During his silent years Peter would often spend the day reading or working on mathematical modelling. Carol remembers that he was always scribbling algorithms and equations in notebooks. "It kept him quite busy actually."

Peter says the relief of being able to speak again is overwhelming. He gets tearful about it.

"Being able to communicate with other people is almost all of being a human being," he says. "When that goes, it's a big part of you gone and my family felt that I had sort of disappeared. You can't really convey emotion with 'Yes' and 'No'."

They tried to include him in the conversation, and make him laugh, but it wasn't the same, he says.

The most challenging part was listening to people say things that he didn't agree with.
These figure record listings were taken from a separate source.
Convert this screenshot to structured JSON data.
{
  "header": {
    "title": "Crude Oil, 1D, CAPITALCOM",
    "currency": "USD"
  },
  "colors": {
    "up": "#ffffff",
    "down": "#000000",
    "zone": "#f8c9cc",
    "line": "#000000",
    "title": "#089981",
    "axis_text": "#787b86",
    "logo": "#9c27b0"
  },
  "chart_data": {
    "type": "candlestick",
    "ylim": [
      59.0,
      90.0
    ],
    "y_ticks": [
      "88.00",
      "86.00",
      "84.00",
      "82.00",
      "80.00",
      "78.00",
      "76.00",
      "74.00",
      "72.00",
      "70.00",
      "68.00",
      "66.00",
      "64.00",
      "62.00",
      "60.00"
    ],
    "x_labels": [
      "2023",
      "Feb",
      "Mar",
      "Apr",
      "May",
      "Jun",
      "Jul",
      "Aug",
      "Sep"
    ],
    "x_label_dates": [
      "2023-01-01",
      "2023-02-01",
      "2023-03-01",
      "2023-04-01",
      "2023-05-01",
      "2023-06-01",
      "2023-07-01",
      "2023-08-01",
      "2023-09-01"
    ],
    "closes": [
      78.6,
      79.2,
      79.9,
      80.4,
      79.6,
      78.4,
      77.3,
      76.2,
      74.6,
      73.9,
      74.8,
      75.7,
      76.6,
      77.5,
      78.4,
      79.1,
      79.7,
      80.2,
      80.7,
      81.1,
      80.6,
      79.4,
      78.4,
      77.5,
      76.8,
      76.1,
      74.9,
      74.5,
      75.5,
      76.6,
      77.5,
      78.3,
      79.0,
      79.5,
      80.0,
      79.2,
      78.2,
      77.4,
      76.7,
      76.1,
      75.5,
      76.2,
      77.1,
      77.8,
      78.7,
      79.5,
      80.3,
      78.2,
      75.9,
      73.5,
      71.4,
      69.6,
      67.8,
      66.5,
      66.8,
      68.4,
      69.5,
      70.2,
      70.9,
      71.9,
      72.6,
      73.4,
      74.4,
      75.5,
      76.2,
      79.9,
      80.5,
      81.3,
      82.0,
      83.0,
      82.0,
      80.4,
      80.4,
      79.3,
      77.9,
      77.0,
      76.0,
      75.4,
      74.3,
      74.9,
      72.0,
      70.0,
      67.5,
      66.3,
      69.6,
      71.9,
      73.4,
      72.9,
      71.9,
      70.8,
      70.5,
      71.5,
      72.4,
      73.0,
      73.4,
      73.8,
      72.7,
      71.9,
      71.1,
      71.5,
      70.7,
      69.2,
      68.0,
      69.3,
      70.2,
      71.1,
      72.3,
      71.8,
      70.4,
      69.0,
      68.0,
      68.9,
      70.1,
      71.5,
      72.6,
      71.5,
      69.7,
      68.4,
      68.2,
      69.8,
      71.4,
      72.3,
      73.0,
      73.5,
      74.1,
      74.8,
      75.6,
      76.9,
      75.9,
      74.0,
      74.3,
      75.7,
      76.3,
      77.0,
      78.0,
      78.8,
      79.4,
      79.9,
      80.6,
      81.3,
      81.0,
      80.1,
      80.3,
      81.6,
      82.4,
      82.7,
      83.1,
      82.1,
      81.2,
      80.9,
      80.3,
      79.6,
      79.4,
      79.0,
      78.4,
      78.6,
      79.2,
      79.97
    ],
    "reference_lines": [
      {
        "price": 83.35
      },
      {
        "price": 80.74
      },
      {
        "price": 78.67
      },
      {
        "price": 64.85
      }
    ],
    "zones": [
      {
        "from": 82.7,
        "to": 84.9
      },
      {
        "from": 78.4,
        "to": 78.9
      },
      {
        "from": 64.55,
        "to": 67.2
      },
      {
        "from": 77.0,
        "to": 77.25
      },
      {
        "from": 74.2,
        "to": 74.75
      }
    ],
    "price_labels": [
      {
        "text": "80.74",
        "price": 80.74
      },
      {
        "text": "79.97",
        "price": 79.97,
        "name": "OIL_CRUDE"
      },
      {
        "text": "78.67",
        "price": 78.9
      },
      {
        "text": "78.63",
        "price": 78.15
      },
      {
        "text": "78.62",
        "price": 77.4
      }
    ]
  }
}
"I found it particularly frustrating when people were arguing about something and I couldn't respond in the conversation - it was like losing every argument," Peter says.

"It's nice to be able to argue again and make myself a nuisance."

His first big debate was about Brexit with friends. "They said to me, 'Oh, I'm glad you're back!'"

Carol chips in: "Oh he loves an argument, he could argue with an empty room."

Peter's speech is near-perfect now, apart from some slurring when he gets tired in the evenings. But everyone has remarked on how his accent has changed.

"People say that I am speaking a bit posh now," he says.

"I tell them that I'd always been a bit posh really, but I'd tried to hide it from them."

Banter and friendly bickering is clearly a big part of Peter's relationship with Carol.

She admits that she got so used to speaking for him that she's now having to adapt to him piping up again.

"It's a habit," she says. "When we were at the hospital I kept talking for him. I've got to learn to shut up and button it. I have had a bit of a monopoly the past few years."

On the day he could suddenly speak again, Peter looked pointedly at the nurse and said, "I think Carol is going to regret this."

"At times, I do," she admits. "I told you to be quiet the other day, you've done nothing but natter."

But both of them worry he may lose his new-found ability again.

"It's such a delicately balanced thing," says Peter, ever the engineer.

"It's like a watch that's been knocked with a hammer and come back, and it could have another knock and go away - like a bad contact."

Peter asked that the BBC not use his full name.